CHIEF ARBITRATOR JAMES EARL --

NOTHING BUT PREDICTABLE

An Opinion By Jan Bergemann 
President, Cyber Citizens For Justice, Inc.

Published August 19, 2017

 

I have said it all along: Division Chief Arbitrator James Earl is easily predictable. He just loves to put his own "spin" on laws, especially if these laws are new and have not been interpreted yet in a court of law. He obviously feels a lot more important than he really is. In my opinion he is clearly ignoring the wording of the new law regulating the condo recall process.

 

Remember my Op-Ed dated August 3, 2017 headlined: "WHY DO ATTORNEYS DON'T READ -- OR UNDERSTAND -- NEW LAWS?"

 

The laws regarding the recall process in condominiums have changed -- like it or not!

 

In my opinion -- and that of the Florida Legislature -- the new laws created by HB 1237 are effective since July 1, 2017 -- and the new procedures have to be used -- or are all these attorneys and arbitrators above the law? It seems that way reading the correspondence between the association attorney and Chief Arbitrator James Earl in the SUNBROOK RECALL ARBITRATION case..


As predicted, the Division hasn't updated the Florida Administrative Code in a timely manner -- we all know that they are slower than snails when it comes to do the necessary work they are being paid to do. But the fact that Chief Arbitrator James Earl even dares to quote the old, outdated Florida Administrative Code in his  ORDER REQUIRING ANSWER dated August 14, 2017 in the Sunbrook Condominium Association Inc. recall arbitration case is in my opinion a clear affront of Florida's legislators. In my opinion Earl's Order reads: " I don't care about the new laws enacted by Florida's legislature. I use the laws as I see fit, no matter what new laws were enacted by the legislature."

 

There is absolutely no discussion that the law regarding the condo recall process has changed -- and the new law clearly states: "EFFECTIVE IMMEDIATELY." The former paragraph 3. of FS 718.112(2)9j) was removed -- or actually deleted. That was the paragraph that regulated the fact that the board was actually allowed to vote to certify or not to certify the recall at a specially called board meeting. This paragraph is no longer in FS 718. There is no more certification requirement in the newly worded recall provisions.

 

Paragraph 2. now says: "Such member or members shall be recalled effective immediately ....". I am not quite sure how even the "smartest" lawyer can interpret the word "immediately" other than this definition found in Black's Law Dictionary: "The words ‘forthwith’ and ‘immediately ’ have the same meaning.

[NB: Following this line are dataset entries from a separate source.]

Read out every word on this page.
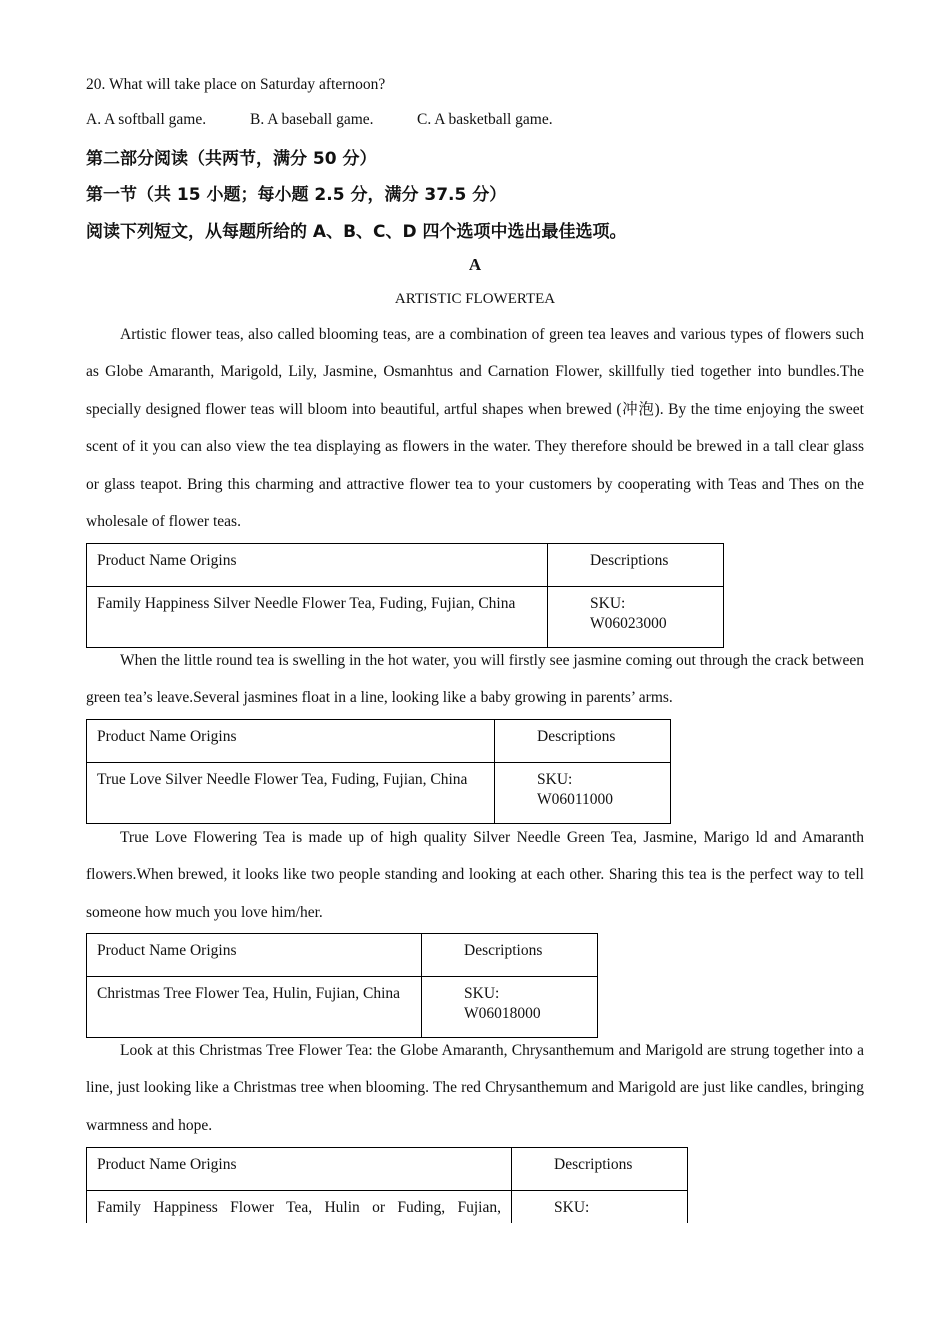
20. What will take place on Saturday afternoon?
A. A softball game.	B. A baseball game.	C. A basketball game.
第二部分阅读（共两节，满分 50 分）
第一节（共 15 小题；每小题 2.5 分，满分 37.5 分）
阅读下列短文，从每题所给的 A、B、C、D 四个选项中选出最佳选项。
A
ARTISTIC FLOWERTEA

Artistic flower teas, also called blooming teas, are a combination of green tea leaves and various types of flowers such as Globe Amaranth, Marigold, Lily, Jasmine, Osmanhtus and Carnation Flower, skillfully tied together into bundles.The specially designed flower teas will bloom into beautiful, artful shapes when brewed (冲泡). By the time enjoying the sweet scent of it you can also view the tea displaying as flowers in the water. They therefore should be brewed in a tall clear glass or glass teapot. Bring this charming and attractive flower tea to your customers by cooperating with Teas and Thes on the wholesale of flower teas.

Product Name Origins	Descriptions
Family Happiness Silver Needle Flower Tea, Fuding, Fujian, China	SKU:
W06023000

When the little round tea is swelling in the hot water, you will firstly see jasmine coming out through the crack between green tea’s leave.Several jasmines float in a line, looking like a baby growing in parents’ arms.

Product Name Origins	Descriptions
True Love Silver Needle Flower Tea, Fuding, Fujian, China	SKU:
W06011000

True Love Flowering Tea is made up of high quality Silver Needle Green Tea, Jasmine, Marigo ld and Amaranth flowers.When brewed, it looks like two people standing and looking at each other. Sharing this tea is the perfect way to tell someone how much you love him/her.

Product Name Origins	Descriptions
Christmas Tree Flower Tea, Hulin, Fujian, China	SKU:
W06018000

Look at this Christmas Tree Flower Tea: the Globe Amaranth, Chrysanthemum and Marigold are strung together into a line, just looking like a Christmas tree when blooming. The red Chrysanthemum and Marigold are just like candles, bringing warmness and hope.

Product Name Origins	Descriptions
Family Happiness Flower Tea, Hulin or Fuding, Fujian,	SKU:
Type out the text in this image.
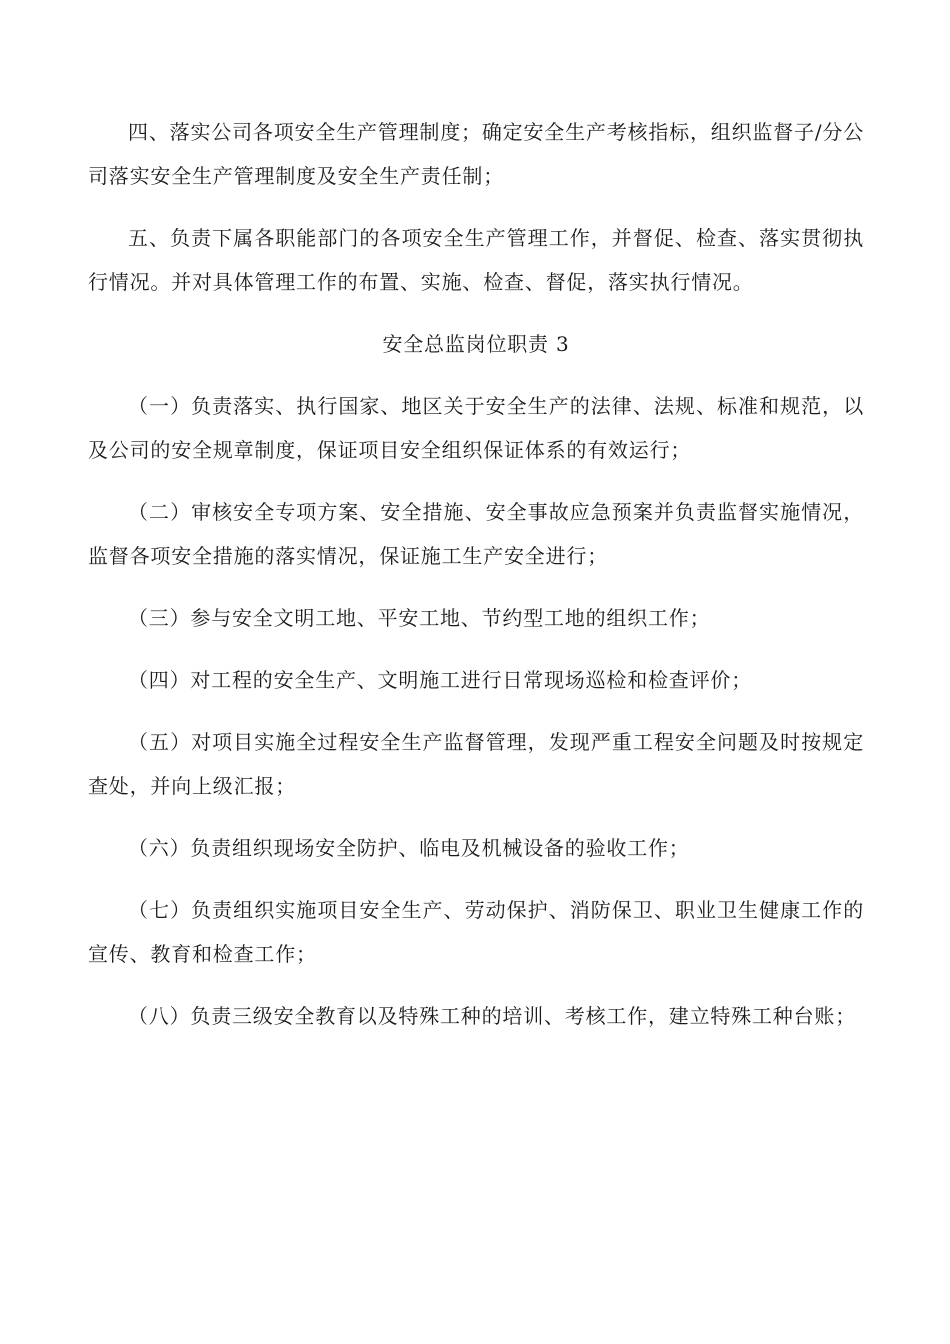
四、落实公司各项安全生产管理制度；确定安全生产考核指标，组织监督子/分公司落实安全生产管理制度及安全生产责任制；

五、负责下属各职能部门的各项安全生产管理工作，并督促、检查、落实贯彻执行情况。并对具体管理工作的布置、实施、检查、督促，落实执行情况。

安全总监岗位职责 3

（一）负责落实、执行国家、地区关于安全生产的法律、法规、标准和规范，以及公司的安全规章制度，保证项目安全组织保证体系的有效运行；

（二）审核安全专项方案、安全措施、安全事故应急预案并负责监督实施情况，监督各项安全措施的落实情况，保证施工生产安全进行；

（三）参与安全文明工地、平安工地、节约型工地的组织工作；

（四）对工程的安全生产、文明施工进行日常现场巡检和检查评价；

（五）对项目实施全过程安全生产监督管理，发现严重工程安全问题及时按规定查处，并向上级汇报；

（六）负责组织现场安全防护、临电及机械设备的验收工作；

（七）负责组织实施项目安全生产、劳动保护、消防保卫、职业卫生健康工作的宣传、教育和检查工作；

（八）负责三级安全教育以及特殊工种的培训、考核工作，建立特殊工种台账；
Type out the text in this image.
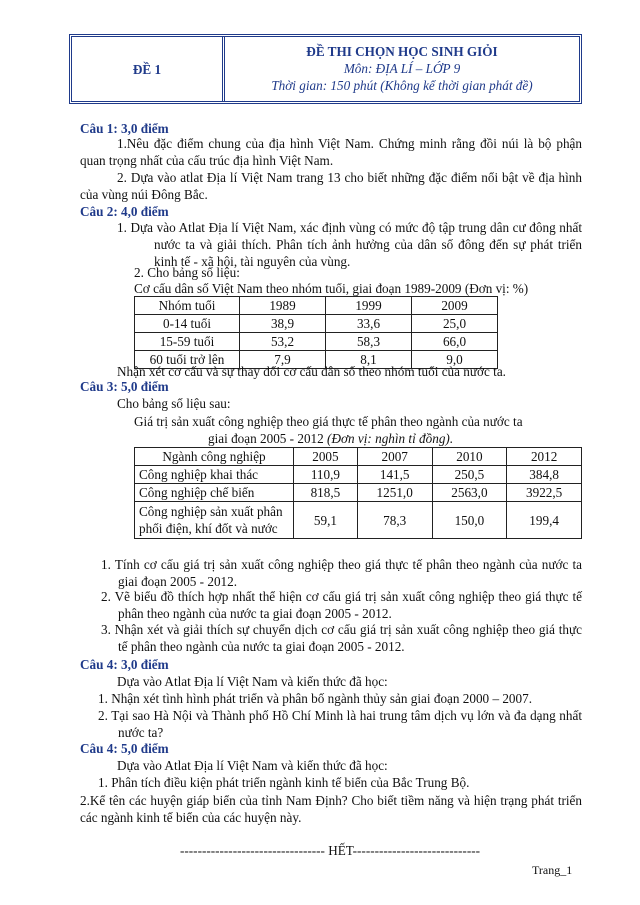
ĐỀ 1
ĐỀ THI CHỌN HỌC SINH GIỎI
Môn: ĐỊA LÍ – LỚP 9
Thời gian: 150 phút (Không kể thời gian phát đề)
Câu 1: 3,0 điểm
1.Nêu đặc điểm chung của địa hình Việt Nam. Chứng minh rằng đồi núi là bộ phận quan trọng nhất của cấu trúc địa hình Việt Nam.
2. Dựa vào atlat Địa lí Việt Nam trang 13 cho biết những đặc điểm nổi bật về địa hình của vùng núi Đông Bắc.
Câu 2: 4,0 điểm
1. Dựa vào Atlat Địa lí Việt Nam, xác định vùng có mức độ tập trung dân cư đông nhất nước ta và giải thích. Phân tích ảnh hưởng của dân số đông đến sự phát triển kinh tế - xã hội, tài nguyên của vùng.
2. Cho bảng số liệu:
Cơ cấu dân số Việt Nam theo nhóm tuổi, giai đoạn 1989-2009 (Đơn vị: %)
Nhóm tuổi	1989	1999	2009
0-14 tuổi	38,9	33,6	25,0
15-59 tuổi	53,2	58,3	66,0
60 tuổi trở lên	7,9	8,1	9,0
Nhận xét cơ cấu và sự thay đổi cơ cấu dân số theo nhóm tuổi của nước ta.
Câu 3: 5,0 điểm
Cho bảng số liệu sau:
Giá trị sản xuất công nghiệp theo giá thực tế phân theo ngành của nước ta
giai đoạn 2005 - 2012 (Đơn vị: nghìn tỉ đồng).
Ngành công nghiệp	2005	2007	2010	2012
Công nghiệp khai thác	110,9	141,5	250,5	384,8
Công nghiệp chế biến	818,5	1251,0	2563,0	3922,5
Công nghiệp sản xuất phân phối điện, khí đốt và nước	59,1	78,3	150,0	199,4
1. Tính cơ cấu giá trị sản xuất công nghiệp theo giá thực tế phân theo ngành của nước ta giai đoạn 2005 - 2012.
2. Vẽ biểu đồ thích hợp nhất thể hiện cơ cấu giá trị sản xuất công nghiệp theo giá thực tế phân theo ngành của nước ta giai đoạn 2005 - 2012.
3. Nhận xét và giải thích sự chuyển dịch cơ cấu giá trị sản xuất công nghiệp theo giá thực tế phân theo ngành của nước ta giai đoạn 2005 - 2012.
Câu 4: 3,0 điểm
Dựa vào Atlat Địa lí Việt Nam và kiến thức đã học:
1. Nhận xét tình hình phát triển và phân bố ngành thủy sản giai đoạn 2000 – 2007.
2. Tại sao Hà Nội và Thành phố Hồ Chí Minh là hai trung tâm dịch vụ lớn và đa dạng nhất nước ta?
Câu 4: 5,0 điểm
Dựa vào Atlat Địa lí Việt Nam và kiến thức đã học:
1. Phân tích điều kiện phát triển ngành kinh tế biển của Bắc Trung Bộ.
2.Kể tên các huyện giáp biển của tỉnh Nam Định? Cho biết tiềm năng và hiện trạng phát triển các ngành kinh tế biển của các huyện này.
--------------------------------- HẾT-----------------------------
Trang_1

They are stronger than the expression ‘within a reasonable time.’ and imply prompt, vigorous action, without any delay, and whether there has been such action is a question of fact, having regard to the circumstances of the particular case.”
 

In my opinion the Miami/Dade Grand Jury Report was not strong enough when it stated: "Unfortunately, the [Department of Business and Professional Regulation, or DBPR] seems ill-suited to resolve, correct or prevent many of the recurring problems that have been brought to their attention."

 

Many condo owners complain that there is nobody here in Florida enforcing the laws regulating condominiums.

 

AND THEY ARE CORRECT!

 

To me it's obvious that the Division of Florida Condominiums, Timeshares and Mobile Homes is failing to do what they are being tasked to do. And if Florida's legislators create new owner-friendly laws the Division obviously fails to recognize it -- and fails to act accordingly.

 

In my opinion it's about time that Chief Arbitrator James Earl goes the same way his predecessor Karl Scheuerman went: "OUT OF THE DOOR."